About disappearing displays

Forty postcards, framed in sets of two and divided by custom made passe-partouts, are on view in the exhibition White between the Darlings. Each postcard was selected by Annaïk Lou Pitteloud from the personal collection she has been assembling over the last few years. They bear the images of artworks that have specific roots in art history. The linear character of such history, its superficial reliability seemingly guaranteed by the supplemental language of the caption (title, author, date etc.), has been shuffled like a deck of cards allowing the images to move freely, albeit temporarily. By coupling with a passe-partout, held by a frame and individually named with a title, Pitteloud replaces linearity with a personal and apparently deviated reading of the relationship between the images. These twenty titles, plus the exhibition title itself, have a deceiving tongue-in-cheek air to them that seems to want to bypass the origins and weight of the reproduced imagery. By deferring, instead of referring to a certain coherence Pitteloud disrupts their indexical behavior. Literally and figuratively, they simultaneously unhinge and bind back together. Furthermore, the titles suggest an additional path to the complex ʻin-between spaceʼ that is central to this exhibition.

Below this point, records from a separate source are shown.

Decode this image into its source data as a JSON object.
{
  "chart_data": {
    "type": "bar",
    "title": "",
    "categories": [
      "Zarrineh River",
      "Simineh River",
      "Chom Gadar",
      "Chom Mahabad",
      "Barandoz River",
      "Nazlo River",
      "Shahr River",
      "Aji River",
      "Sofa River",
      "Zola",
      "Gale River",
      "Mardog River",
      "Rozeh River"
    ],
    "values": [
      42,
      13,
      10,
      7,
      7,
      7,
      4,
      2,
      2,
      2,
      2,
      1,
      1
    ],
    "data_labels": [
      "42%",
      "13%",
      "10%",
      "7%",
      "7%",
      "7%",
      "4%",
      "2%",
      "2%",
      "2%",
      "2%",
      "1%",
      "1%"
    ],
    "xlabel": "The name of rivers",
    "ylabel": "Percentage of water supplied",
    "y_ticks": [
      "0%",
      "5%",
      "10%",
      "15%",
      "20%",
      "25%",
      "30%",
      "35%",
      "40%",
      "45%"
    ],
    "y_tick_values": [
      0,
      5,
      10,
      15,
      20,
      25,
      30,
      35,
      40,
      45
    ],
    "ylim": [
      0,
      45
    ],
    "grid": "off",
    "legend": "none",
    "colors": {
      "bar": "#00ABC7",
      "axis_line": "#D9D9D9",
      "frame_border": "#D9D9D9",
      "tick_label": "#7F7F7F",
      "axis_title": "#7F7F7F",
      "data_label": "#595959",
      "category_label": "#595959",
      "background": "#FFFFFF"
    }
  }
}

Its overall title, White between the Darlings, appears to indicate the narrow cardboard strip of the passe-partout that divides and encircles each pairing. Yet it also echoes the wall space; the interval between each framed work in the exhibition space and, in doing so, represents the discontinuity of the traditional ʻwhiteʼ display format on more than one scale. Analogous to the seemingly derailing dynamic of the titles, this white strip announces the speculative space where the actual work is to take place. Both the postcard and the exhibition space appear to be part of a continuous blank that can only exist by the equally continuous negotiation of potential content. Both are conditions that merely borrow the material, infrastructure or system through which they can become discernible and active. It is on the back of the postcard where information about the depicted image can be found. With each image displayed in a frame, however, such verification of origin and possible value is largely cancelled out, or at least postponed.

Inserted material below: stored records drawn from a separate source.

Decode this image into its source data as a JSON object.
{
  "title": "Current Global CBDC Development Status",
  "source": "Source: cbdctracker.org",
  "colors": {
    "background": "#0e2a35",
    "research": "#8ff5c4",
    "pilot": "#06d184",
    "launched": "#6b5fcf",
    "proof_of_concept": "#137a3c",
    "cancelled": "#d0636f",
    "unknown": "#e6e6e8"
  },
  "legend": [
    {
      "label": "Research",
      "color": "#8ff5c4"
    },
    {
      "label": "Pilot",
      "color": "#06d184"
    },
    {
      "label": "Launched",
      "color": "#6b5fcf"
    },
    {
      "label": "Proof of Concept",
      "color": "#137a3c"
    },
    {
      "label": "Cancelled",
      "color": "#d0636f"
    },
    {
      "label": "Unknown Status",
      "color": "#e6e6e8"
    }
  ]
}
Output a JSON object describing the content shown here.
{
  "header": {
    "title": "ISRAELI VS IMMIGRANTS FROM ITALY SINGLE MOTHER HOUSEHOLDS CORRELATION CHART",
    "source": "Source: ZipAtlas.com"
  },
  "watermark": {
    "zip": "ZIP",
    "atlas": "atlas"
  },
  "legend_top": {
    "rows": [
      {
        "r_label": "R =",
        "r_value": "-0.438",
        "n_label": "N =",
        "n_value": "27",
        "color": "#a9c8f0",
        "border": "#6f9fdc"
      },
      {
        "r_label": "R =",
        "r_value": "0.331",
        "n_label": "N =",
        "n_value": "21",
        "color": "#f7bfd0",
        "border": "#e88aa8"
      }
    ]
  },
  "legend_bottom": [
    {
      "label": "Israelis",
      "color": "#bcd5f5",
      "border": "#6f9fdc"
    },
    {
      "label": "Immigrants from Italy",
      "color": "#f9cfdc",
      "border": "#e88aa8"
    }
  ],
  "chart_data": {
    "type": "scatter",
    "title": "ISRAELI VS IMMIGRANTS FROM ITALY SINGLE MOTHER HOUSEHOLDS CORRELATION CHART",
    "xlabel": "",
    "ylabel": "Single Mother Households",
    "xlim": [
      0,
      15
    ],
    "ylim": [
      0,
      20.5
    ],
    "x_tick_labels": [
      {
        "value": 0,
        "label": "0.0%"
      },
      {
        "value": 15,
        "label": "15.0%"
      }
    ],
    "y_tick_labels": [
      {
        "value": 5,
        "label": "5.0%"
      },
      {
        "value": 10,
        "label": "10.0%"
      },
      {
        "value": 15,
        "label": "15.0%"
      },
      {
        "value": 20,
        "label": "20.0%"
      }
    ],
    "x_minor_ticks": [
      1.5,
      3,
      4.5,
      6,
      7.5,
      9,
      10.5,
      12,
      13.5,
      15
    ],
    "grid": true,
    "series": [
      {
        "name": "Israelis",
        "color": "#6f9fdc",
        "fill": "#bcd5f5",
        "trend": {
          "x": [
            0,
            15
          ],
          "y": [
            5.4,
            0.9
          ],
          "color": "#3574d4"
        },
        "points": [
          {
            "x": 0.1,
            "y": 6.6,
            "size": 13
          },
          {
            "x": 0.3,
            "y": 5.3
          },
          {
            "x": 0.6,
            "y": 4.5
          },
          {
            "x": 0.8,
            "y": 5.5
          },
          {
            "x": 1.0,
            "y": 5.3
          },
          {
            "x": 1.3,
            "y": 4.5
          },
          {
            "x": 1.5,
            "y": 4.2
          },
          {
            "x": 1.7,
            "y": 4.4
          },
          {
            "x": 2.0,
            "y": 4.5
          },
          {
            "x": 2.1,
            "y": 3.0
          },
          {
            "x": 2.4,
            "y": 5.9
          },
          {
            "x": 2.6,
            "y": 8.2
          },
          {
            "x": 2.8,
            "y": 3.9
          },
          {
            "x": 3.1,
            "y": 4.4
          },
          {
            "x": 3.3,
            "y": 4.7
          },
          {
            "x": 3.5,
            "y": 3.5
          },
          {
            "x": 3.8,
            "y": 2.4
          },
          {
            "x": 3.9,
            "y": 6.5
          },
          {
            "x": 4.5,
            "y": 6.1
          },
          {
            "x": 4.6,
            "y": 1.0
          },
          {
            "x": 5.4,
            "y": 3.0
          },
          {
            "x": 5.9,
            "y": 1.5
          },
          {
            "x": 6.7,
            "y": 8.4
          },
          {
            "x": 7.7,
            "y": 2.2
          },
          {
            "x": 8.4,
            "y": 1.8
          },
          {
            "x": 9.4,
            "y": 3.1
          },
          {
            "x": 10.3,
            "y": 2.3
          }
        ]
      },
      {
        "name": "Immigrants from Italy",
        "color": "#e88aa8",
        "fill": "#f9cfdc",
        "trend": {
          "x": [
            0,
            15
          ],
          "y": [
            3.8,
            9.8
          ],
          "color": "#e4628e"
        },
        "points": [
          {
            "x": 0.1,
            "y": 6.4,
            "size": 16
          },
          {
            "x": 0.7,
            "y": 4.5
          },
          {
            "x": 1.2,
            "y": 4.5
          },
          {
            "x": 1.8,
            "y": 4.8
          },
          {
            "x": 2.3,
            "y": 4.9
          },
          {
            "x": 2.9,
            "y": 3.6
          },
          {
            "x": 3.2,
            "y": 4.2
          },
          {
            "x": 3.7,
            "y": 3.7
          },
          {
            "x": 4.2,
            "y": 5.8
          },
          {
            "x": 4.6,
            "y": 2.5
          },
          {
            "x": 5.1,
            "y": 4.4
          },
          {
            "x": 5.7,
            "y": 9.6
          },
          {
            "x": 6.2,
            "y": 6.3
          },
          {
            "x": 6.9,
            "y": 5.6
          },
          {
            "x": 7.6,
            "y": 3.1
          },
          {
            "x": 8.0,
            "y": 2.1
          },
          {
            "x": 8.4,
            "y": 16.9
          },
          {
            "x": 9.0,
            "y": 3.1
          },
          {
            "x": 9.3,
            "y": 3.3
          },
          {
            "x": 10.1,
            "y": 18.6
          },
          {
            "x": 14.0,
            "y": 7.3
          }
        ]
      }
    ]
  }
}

One could say that an image, let alone a postcard, does not and cannot allow an inside look without disappearing altogether; it can only be an ʻoutsideʼ. Ironically, disappearing is precisely the postcard’s intended destiny – to disappear from oneʼs view in order to enter the view of another, loaded to carry a more or less personal message. Focusing on this aspect, Pitteloud develops new connections between images through which a new space within the exhibition is gradually installed. A ʻwithinʼ where the viewer is more than welcome since he or she is a necessary party to the negotiations.


The procedure the artist has developed to guide us toward this paradoxical ʻwithinʼ becomes palpable in the printed and folded edition of postcards she has created specifically for the exhibition. The backs of seven postcards, selected from those in the exhibition, have been reproduced as images becoming the traditional front of the postcard. For the back Pitteloud has created a uniform layout and address caption. As such, the images to which the depicted backs previously referred have disappeared into the thin sheet of cardboard that holds the front and back together. Their reappearance can only be speculated upon. These backs, now made into postcards themselves, can be torn out and sent back into the world, not only inversely reiterating the central gesture of the exhibition but also the trajectory the postcard would normally go through – normally, since we cannot really say that the postcards in the exhibition have actually arrived but more as if they have been fixated in mid-air on their way to elsewhere.
At first glance the edition resembles an envelope. The area where the address of the sender can normally be found now has the coordinates of the exhibition, its title, duration and author’s name. The sender in this case is not a person but a situation, an event limited and defined by duration and location. Moreover, upon closer inspection, the envelope is not merely a traditional container to be opened and discarded upon arrival: it needs to be folded out to access its content – a set of seven postcards ready to be redistributed. The tear lines, at least temporarily, attach the container to its content making the edition not just an addendum but rather an extension of the exhibition. Only this time the focus lies on the reverse of the postcard, a present but inaccessible feature in the exhibition. By putting the edition to use, the postcards are gradually detached from their so-called container, carrier or, perhaps more precisely, from that narrow strip of cardboard that binds the exhibition together. This strip now only seems to have been in place as a prelude to its repeated moments of disappearance.